August 20, 2024 · Declared Dead · 🏛 Pacific-Asia Conference on Knowledge Discovery and Data Mining

"No code URL or promise found in abstract"

Evidence collected by the PWNC Scanner

Authors Ritwik Mishra, Sreeram Vennam, Rajiv Ratn Shah, Ponnurangam Kumaraguru arXiv ID 2408.10604 Category cs.CL: Computation & Language Cross-listed cs.AI, cs.IR, cs.LG Citations 0 Venue Pacific-Asia Conference on Knowledge Discovery and Data Mining Last Checked 3 months ago

Abstract

Most existing Question Answering Datasets (QuADs) primarily focus on factoid-based short-context Question Answering (QA) in high-resource languages. However, the scope of such datasets for low-resource languages remains limited, with only a few works centered on factoid-based QuADs and none on non-factoid QuADs. Therefore, this work presents MuNfQuAD, a multilingual QuAD with non-factoid questions. It utilizes interrogative sub-headings from BBC news articles as questions and the corresponding paragraphs as silver answers. The dataset comprises over 578K QA pairs across 38 languages, encompassing several low-resource languages, and stands as the largest multilingual QA dataset to date. Based on the manual annotations of 790 QA-pairs from MuNfQuAD (golden set), we observe that 98\% of questions can be answered using their corresponding silver answer.

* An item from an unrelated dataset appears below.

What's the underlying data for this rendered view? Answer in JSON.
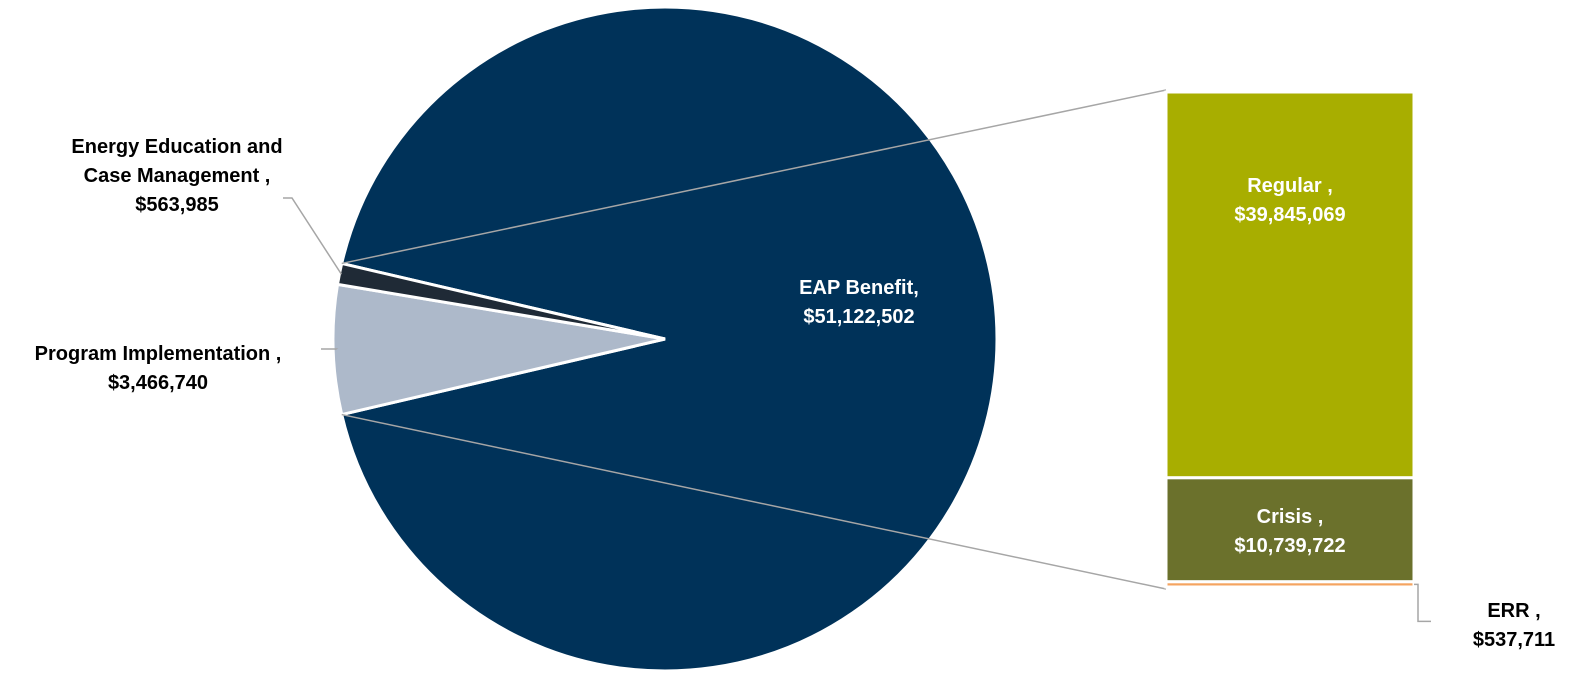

Our fine-tuned Answer Paragraph Selection (APS) model outperforms the baselines. The APS model attained an accuracy of 80\% and 72\%, as well as a macro F1 of 72\% and 66\%, on the MuNfQuAD testset and the golden set, respectively. Furthermore, the APS model effectively generalizes a certain language within the golden set, even after being fine-tuned on silver labels. We also observe that the fine-tuned APS model is beneficial for reducing the context of a question. These findings suggest that this resource would be a valuable contribution to the QA research community.